The service does not make solely automated decisions that produce legal or similarly significant effects for users. Usage limits, paid-access checks, rate limits, and abuse controls may be automated, but they govern product access rather than employment eligibility or legal status.
Retention depends on the feature and legal basis. User-created local data remains on the device until deleted or browser storage is cleared. Cloud documents, templates, vault records, public resume snapshots, and application records remain until the user deletes them, disables the related feature, unpublishes, or closes the account, subject to backup and integrity windows.
Content-bearing AI history has a 90-day target and can be scrubbed earlier from AI History. Billing, credit, Stripe, tax, dispute, and usage metadata may be retained for up to 7 years.
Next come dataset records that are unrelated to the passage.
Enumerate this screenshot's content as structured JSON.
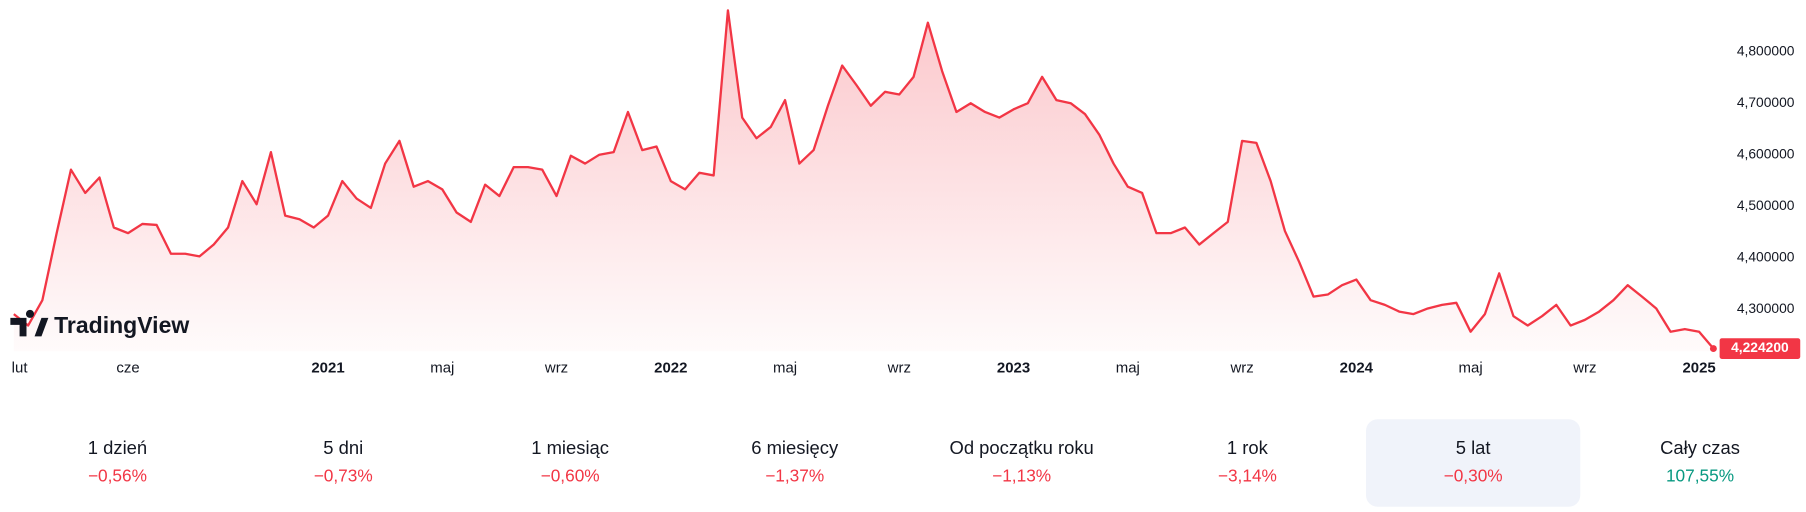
{
  "chart_data": {
    "type": "line",
    "watermark": "TradingView",
    "categories": [
      "lut",
      null,
      null,
      null,
      null,
      null,
      null,
      null,
      "cze",
      null,
      null,
      null,
      null,
      null,
      null,
      null,
      null,
      null,
      null,
      null,
      null,
      null,
      "2021",
      null,
      null,
      null,
      null,
      null,
      null,
      null,
      "maj",
      null,
      null,
      null,
      null,
      null,
      null,
      null,
      "wrz",
      null,
      null,
      null,
      null,
      null,
      null,
      null,
      "2022",
      null,
      null,
      null,
      null,
      null,
      null,
      null,
      "maj",
      null,
      null,
      null,
      null,
      null,
      null,
      null,
      "wrz",
      null,
      null,
      null,
      null,
      null,
      null,
      null,
      "2023",
      null,
      null,
      null,
      null,
      null,
      null,
      null,
      "maj",
      null,
      null,
      null,
      null,
      null,
      null,
      null,
      "wrz",
      null,
      null,
      null,
      null,
      null,
      null,
      null,
      "2024",
      null,
      null,
      null,
      null,
      null,
      null,
      null,
      "maj",
      null,
      null,
      null,
      null,
      null,
      null,
      null,
      "wrz",
      null,
      null,
      null,
      null,
      null,
      null,
      null,
      "2025",
      null
    ],
    "series": [
      {
        "color": "#f23645",
        "values": [
          4.291,
          4.269,
          4.318,
          4.448,
          4.571,
          4.526,
          4.556,
          4.459,
          4.448,
          4.466,
          4.464,
          4.408,
          4.408,
          4.403,
          4.426,
          4.459,
          4.549,
          4.504,
          4.605,
          4.482,
          4.475,
          4.459,
          4.482,
          4.549,
          4.515,
          4.497,
          4.583,
          4.627,
          4.538,
          4.549,
          4.533,
          4.488,
          4.47,
          4.542,
          4.52,
          4.576,
          4.576,
          4.571,
          4.52,
          4.598,
          4.583,
          4.6,
          4.605,
          4.683,
          4.609,
          4.616,
          4.549,
          4.533,
          4.565,
          4.56,
          4.88,
          4.672,
          4.632,
          4.654,
          4.706,
          4.583,
          4.609,
          4.695,
          4.773,
          4.735,
          4.695,
          4.722,
          4.717,
          4.751,
          4.856,
          4.762,
          4.683,
          4.7,
          4.683,
          4.672,
          4.688,
          4.7,
          4.751,
          4.706,
          4.7,
          4.679,
          4.639,
          4.583,
          4.538,
          4.526,
          4.448,
          4.448,
          4.459,
          4.426,
          4.448,
          4.47,
          4.627,
          4.623,
          4.549,
          4.452,
          4.392,
          4.325,
          4.329,
          4.347,
          4.358,
          4.318,
          4.309,
          4.296,
          4.291,
          4.302,
          4.309,
          4.313,
          4.257,
          4.291,
          4.37,
          4.287,
          4.269,
          4.287,
          4.309,
          4.269,
          4.28,
          4.296,
          4.318,
          4.347,
          4.325,
          4.302,
          4.257,
          4.262,
          4.257,
          4.2242
        ]
      }
    ],
    "price_label": {
      "value": 4.2242,
      "label": "4,224200"
    },
    "ylim": [
      4.21,
      4.9
    ],
    "yticks": [
      {
        "value": 4.3,
        "label": "4,300000"
      },
      {
        "value": 4.4,
        "label": "4,400000"
      },
      {
        "value": 4.5,
        "label": "4,500000"
      },
      {
        "value": 4.6,
        "label": "4,600000"
      },
      {
        "value": 4.7,
        "label": "4,700000"
      },
      {
        "value": 4.8,
        "label": "4,800000"
      }
    ],
    "grid": false
  },
  "periods": [
    {
      "label": "1 dzień",
      "change": {
        "value": -0.56,
        "label": "−0,56%"
      }
    },
    {
      "label": "5 dni",
      "change": {
        "value": -0.73,
        "label": "−0,73%"
      }
    },
    {
      "label": "1 miesiąc",
      "change": {
        "value": -0.6,
        "label": "−0,60%"
      }
    },
    {
      "label": "6 miesięcy",
      "change": {
        "value": -1.37,
        "label": "−1,37%"
      }
    },
    {
      "label": "Od początku roku",
      "change": {
        "value": -1.13,
        "label": "−1,13%"
      }
    },
    {
      "label": "1 rok",
      "change": {
        "value": -3.14,
        "label": "−3,14%"
      }
    },
    {
      "label": "5 lat",
      "change": {
        "value": -0.3,
        "label": "−0,30%"
      },
      "active": true
    },
    {
      "label": "Cały czas",
      "change": {
        "value": 107.55,
        "label": "107,55%"
      }
    }
  ]
}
Waitlist security events default to 30 days and are capped at 90 days.
Subject to the conditions in the GDPR, you can request access, rectification, erasure, restriction, portability, objection to processing based on legitimate interests, and withdrawal of consent for consent-based processing. Send requests to security@j4t.at.
You also have the right to lodge a complaint with your local data-protection supervisory authority. If you are in Austria, that authority is the Austrian Data Protection Authority. If you are elsewhere in the EEA, you may contact your local supervisory authority.
The project uses row-level security for user-owned cloud data, private storage buckets for private document assets, public buckets only for intentionally published assets, signed analytics tokens for public resume events, rate limits, CSP/security headers, abuse-path blocking, and metadata-first admin views where possible.
No web service can guarantee absolute security. Users should avoid placing unnecessary sensitive or special-category data in CVs or public resumes, keep account access private, and unpublish links they no longer want public.
Job4Talents is intended for job seekers and professional users. It is not directed to children. If a child has provided personal data without appropriate permission, contact us so the data can be reviewed and removed where required.
This notice may change when product features, processors, retention rules, or legal requirements change. Material updates should be reflected by changing the last-updated date on this page.